When my oldest sister got engaged, my grandmother -- God rest her soul -- insisted that the engagement be no longer than six months. "A long engagement signifies doubt," she always said, "and a ring means nothing without the paperwork. If you engage, you can just as easily disengage, but a marriage is forever." And my sister did as she said, as we always did, because we knew she was right and that experience had taught her a thing or two about life and the power of perception.

As I write these words, the fight over the Amona outpost is in full swing, each side claiming ownership, and people lodged in the middle of a vicious custody fight. If the High Court's decision to evacuate the 40 families and 200 children from Amona stands, the residents will have to leave their homes by Dec. 25 and see what they've built be demolished.
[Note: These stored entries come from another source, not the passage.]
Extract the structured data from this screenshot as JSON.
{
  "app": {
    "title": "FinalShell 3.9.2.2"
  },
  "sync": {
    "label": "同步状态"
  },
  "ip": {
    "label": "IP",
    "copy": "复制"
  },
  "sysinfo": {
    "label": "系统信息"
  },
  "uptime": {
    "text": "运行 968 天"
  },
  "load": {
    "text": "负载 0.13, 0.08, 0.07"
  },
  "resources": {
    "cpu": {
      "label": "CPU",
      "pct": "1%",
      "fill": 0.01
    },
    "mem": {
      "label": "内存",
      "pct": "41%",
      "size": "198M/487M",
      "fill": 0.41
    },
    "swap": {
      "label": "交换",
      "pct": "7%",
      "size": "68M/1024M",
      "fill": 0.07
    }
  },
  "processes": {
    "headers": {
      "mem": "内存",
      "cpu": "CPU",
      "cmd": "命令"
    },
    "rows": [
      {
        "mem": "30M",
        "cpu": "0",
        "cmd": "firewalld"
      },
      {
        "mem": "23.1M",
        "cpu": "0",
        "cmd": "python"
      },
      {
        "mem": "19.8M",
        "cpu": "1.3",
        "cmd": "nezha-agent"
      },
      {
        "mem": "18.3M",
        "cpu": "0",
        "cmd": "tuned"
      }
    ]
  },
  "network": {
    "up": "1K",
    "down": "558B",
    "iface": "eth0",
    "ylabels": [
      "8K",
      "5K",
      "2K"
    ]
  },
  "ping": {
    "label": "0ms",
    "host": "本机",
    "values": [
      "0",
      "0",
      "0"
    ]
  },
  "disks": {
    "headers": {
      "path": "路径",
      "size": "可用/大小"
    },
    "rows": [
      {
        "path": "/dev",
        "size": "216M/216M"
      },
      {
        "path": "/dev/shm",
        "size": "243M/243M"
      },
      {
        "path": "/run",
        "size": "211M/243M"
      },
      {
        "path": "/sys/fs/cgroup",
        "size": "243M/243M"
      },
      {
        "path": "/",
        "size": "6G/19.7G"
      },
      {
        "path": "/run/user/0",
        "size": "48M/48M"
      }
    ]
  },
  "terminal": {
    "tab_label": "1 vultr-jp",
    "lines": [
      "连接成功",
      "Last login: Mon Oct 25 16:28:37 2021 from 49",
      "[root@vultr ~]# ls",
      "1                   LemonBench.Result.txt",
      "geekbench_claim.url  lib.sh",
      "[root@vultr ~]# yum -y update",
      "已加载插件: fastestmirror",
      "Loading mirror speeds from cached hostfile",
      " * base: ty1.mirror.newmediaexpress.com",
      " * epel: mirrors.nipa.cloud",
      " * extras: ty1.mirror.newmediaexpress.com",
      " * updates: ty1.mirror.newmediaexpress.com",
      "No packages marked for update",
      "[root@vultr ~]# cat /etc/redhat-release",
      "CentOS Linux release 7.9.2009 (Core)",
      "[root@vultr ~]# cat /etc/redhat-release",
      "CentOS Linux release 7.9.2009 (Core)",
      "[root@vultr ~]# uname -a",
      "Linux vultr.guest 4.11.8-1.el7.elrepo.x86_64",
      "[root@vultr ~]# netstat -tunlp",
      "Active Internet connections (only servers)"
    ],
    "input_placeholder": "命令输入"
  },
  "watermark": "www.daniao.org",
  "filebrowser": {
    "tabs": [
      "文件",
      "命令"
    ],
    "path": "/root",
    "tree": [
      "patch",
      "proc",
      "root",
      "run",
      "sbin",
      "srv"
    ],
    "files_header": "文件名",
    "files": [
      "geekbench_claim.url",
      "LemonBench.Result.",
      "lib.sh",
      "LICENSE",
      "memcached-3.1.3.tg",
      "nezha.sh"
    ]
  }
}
This will tear families and friends apart, but also the fabric of the country, as the soldiers given the order to help evict Amona find themselves fighting fellow Jews, and may themselves be on both sides of the issue, depending on the order of the day.

Wherever one might come down on Amona and the issues and specific history of that outpost, there is a larger problem at hand. And unless we address it, we will find ourselves in many more heartbreaking scenes of disengagement and loss. The Israeli government is failing to decide whether or not to fully commit to Judea and Samaria, and instead judging each case individually, wavering in will and policy. It's like the longest engagement, where the couple breaks up and gets back together after each fight, thus never allowing the relationship to grow but always shivering with the uncertainty and doubt that comes with lack of commitment.

A new president is about to enter the White House, and in the coming months we will know how he will relate to Israel and the issues close to its heart. We can either allow the new administration to influence how we relate to our land, or we can commit to a strategy that the administration is forced to relate to, neither wavering nor allowing the pressure to build.

My grandmother was married for 70 years, and she always called herself and my grandfather a team. She spoke in "we" and always took his side in public, regardless of whether she felt he was wrong or right. They were protected because they were a unit, and no quarrel or outside influence could move them because they knew where they stood. That is the magic of marriage: It protects the people in it and the products of it and it does not break with a single fight or leave room for second guesses.

An engagement means nothing until the marriage contract is signed, and the time has come to take the leap and stop playing the political field. Either we break up or we get married and commit to Judea and Samaria, creating permanent facts on the ground. Until we do, there will be too many more scenes like Gaza and Amona, too many soldiers put in an impossible situation against their fellow Jews and too many families forced to live in gut-wrenching uncertainty.

I have stood in that heartland many times, looking out over our country's narrow waist, and seen the many dedicated people who make the country bloom and the nation prosper. They deserve much more than to be pawns in a political fight or symbols of a struggle, as it dehumanizes their experiences and their lives. They are entitled to a commitment, be it a breakup or a bond, because they are risking their lives and livelihoods as they are waiting for a decision to be made.

The waiting game is tearing Israel apart, and in the long run, it is detrimental to its foreign relationships. An engagement sends the signals that the union can be influenced or even torn apart, but a marriage is forever -- that is an old and tested truth. It is time to decide if we own it or not, if we love it or will leave it, if we want to commit and finally let the ink dry.